DocsGitHub7

Pipeline Lineage

Moose Lineage Manifest

The lineage manifest is a static description of a pipeline's systems and data flow. It lives under the implementation directory at moose/lineage.manifest.json (preferred) or lineage/manifest.json.

For full details on entity and relationship types, see the sections below.

Entities (Nodes)

Each node has: id, type, name, namespace, version, attrs.

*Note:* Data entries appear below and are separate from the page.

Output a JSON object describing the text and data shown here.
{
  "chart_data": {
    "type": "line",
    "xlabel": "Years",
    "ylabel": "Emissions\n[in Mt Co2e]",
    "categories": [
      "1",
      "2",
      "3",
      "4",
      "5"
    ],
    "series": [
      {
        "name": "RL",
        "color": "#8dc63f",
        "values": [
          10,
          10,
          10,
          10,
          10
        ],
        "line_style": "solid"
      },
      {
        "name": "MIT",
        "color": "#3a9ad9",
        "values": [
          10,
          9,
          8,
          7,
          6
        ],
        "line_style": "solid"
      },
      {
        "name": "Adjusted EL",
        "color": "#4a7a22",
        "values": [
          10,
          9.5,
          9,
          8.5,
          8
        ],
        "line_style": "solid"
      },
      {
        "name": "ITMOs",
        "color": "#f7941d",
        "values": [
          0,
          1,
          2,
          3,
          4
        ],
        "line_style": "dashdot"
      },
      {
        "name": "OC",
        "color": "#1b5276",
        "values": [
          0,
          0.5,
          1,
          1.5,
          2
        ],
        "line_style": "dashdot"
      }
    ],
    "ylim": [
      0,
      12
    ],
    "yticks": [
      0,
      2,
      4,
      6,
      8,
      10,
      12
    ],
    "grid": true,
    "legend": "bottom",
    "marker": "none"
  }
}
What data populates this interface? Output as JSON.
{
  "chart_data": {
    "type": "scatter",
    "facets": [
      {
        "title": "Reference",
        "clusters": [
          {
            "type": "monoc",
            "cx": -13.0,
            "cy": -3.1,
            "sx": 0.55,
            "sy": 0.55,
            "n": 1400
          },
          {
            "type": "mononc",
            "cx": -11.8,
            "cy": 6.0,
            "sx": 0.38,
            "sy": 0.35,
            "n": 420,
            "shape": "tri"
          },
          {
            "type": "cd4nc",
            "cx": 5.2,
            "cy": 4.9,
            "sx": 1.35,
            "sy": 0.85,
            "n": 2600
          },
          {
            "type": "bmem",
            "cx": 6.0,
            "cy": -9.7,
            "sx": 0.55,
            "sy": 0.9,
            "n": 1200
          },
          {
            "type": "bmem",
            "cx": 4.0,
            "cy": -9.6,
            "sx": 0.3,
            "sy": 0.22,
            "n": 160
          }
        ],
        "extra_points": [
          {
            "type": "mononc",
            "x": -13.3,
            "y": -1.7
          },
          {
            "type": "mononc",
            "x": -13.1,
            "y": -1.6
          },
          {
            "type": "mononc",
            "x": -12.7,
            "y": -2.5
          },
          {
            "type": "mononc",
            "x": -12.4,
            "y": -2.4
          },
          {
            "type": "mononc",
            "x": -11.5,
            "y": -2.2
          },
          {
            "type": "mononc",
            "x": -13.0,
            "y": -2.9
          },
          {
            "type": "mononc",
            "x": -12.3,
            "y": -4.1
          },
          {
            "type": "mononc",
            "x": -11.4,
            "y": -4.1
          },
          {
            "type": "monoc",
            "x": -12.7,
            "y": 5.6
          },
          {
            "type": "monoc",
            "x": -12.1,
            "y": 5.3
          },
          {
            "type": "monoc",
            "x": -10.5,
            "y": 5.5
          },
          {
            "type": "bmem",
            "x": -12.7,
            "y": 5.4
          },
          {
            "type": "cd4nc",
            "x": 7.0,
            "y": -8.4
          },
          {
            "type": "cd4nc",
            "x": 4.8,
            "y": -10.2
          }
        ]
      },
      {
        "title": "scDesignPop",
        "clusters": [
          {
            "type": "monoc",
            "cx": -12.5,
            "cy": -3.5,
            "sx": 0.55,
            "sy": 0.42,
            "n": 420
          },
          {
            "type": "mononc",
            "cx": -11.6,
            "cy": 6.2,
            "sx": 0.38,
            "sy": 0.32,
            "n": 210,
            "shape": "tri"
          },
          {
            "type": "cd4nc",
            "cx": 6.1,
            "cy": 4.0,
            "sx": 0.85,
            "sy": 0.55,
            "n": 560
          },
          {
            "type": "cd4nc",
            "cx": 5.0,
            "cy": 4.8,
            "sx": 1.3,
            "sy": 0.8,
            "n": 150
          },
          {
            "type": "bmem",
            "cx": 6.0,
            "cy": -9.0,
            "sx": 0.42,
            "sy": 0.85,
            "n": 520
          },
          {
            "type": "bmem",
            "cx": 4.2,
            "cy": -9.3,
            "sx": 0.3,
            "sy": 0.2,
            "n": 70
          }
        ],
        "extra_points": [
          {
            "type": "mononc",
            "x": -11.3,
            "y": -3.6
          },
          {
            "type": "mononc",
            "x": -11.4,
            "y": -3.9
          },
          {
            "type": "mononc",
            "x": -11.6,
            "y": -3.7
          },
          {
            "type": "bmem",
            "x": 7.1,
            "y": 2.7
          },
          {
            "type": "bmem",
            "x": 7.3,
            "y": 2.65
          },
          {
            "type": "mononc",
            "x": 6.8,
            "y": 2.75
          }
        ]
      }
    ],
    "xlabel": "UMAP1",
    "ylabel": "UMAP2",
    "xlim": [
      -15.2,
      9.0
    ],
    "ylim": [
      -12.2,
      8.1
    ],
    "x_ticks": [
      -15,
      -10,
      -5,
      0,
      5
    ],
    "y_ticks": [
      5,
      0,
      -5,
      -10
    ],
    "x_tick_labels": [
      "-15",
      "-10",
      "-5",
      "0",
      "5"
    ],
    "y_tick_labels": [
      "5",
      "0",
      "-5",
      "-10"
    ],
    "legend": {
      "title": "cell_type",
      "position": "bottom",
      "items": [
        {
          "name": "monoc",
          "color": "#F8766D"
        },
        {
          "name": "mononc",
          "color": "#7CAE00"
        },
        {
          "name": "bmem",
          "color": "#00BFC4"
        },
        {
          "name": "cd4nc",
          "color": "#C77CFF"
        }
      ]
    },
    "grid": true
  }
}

  • Allowed types: connector, ingest_api, stream, dlq, transform, sync, table, materialized_view, external_table, consumption_api, openapi_spec, client, workflow
  • Required attrs per type (minimal):
    • connector: { mode: "webhook"|"etl"|"cdc", schema_hash }
    • ingest_api: { route, version, auth: { method: "jwt"|"api_key"|"none", audience?: string } }
    • stream: { partitions, retention_seconds }
    • dlq: { backing: "stream"|"table" }
    • transform: { code_ref: { repo, path, commit, line? }, dlq?: nodeId }
    • sync: { semantics: "at_least_once", flush: { rows?, interval_ms? }, offset_tracking: true }
    • table: { physical_name, engine, order_by, deduplicate?: boolean }
    • materialized_view: { target_table, select_from: string[] }
    • external_table: { provider: "clickpipes"|"debezium"|"aws_dms", lifecycle: "externally_managed" }
    • consumption_api: { route, query_spec: { params_schema_ref, tables_referenced: string[] }, auth }
    • openapi_spec: { path: ".moose/openapi.yaml" }
    • client: { kind: "dashboard"|"service"|"agent", sdk?: { language, version } }
    • workflow: { kind: "workflow"|"task", schedule?: string }

Recommended extras for connector nodes:

  • connector: { name, version?, author?, language?, implementation? }
  • identifier (e.g., GA4 property properties/1234)
  • schema_path (repo-relative path to a relevant schema file)

Relationships (Edges)

Each edge has: from, to, type, attrs.

  • Allowed types: produces, publishes, dead_letters_to, transforms, emits, syncs_to, writes, derives, reads, queries, serves, documents, triggers, backfills, retries_from
  • Common edge attrs (optional):
    • schema_from_hash, schema_to_hash
    • privacy_tags: string[] (e.g., ["pii_email","pii_phone"])
    • policy: { retention_days?, encryption?: "at_rest"|"none" }

Source of truth for types

Runtime types live in packages/models/src/lineage.ts. Keep docs and scaffolds in sync with these types.

Understanding Lineage

Data lineage tracks the flow of data through your pipeline, providing visibility into:

  • Where data originates (source systems)
  • How data is transformed
  • Where data lands (destination systems)
  • Dependencies between data elements

Lineage Manifest

Each pipeline includes a lineage manifest that describes the data flow:

{
  "nodes": [
    {
      "id": "ga-source",
      "type": "source",
      "name": "Google Analytics",
      "namespace": "google-analytics",
      "version": "v4"
    },
    {
      "id": "transform-1",
      "type": "transformation",
      "name": "Normalize Events",
      "namespace": "pipeline"
    },
    {
      "id": "clickhouse-dest",
      "type": "destination", 
      "name": "ClickHouse Analytics",
      "namespace": "clickhouse"
    }
  ],
  "edges": [
    {
      "from": "ga-source",
      "to": "transform-1",
      "type": "data_flow"
    },
    {
      "from": "transform-1",
      "to": "clickhouse-dest",
      "type": "data_flow"
    }
  ]
}

Generating Lineage Diagrams

Use the provided scripts to generate visual lineage diagrams:

# Generate Mermaid diagram
pnpm run generate:lineage:mermaid

# Generate SVG diagram
pnpm run generate:lineage:svg

# Generate interactive visualization
pnpm run generate:lineage:interactive

Lineage Schema References

Pipelines can reference connector schemas to build complete lineage:

{
  "datasets": [
    {
      "kind": "pointer",
      "name": "GA Events",
      "connector": {
        "name": "google-analytics",
        "version": "v4",
        "author": "514-labs",
        "language": "typescript"
      }
    }
  ]
}

Benefits of Lineage Tracking

  • Impact analysis - Understand downstream effects of changes
  • Debugging - Trace data issues to their source
  • Compliance - Document data flows for regulatory requirements
  • Documentation - Auto-generated visual documentation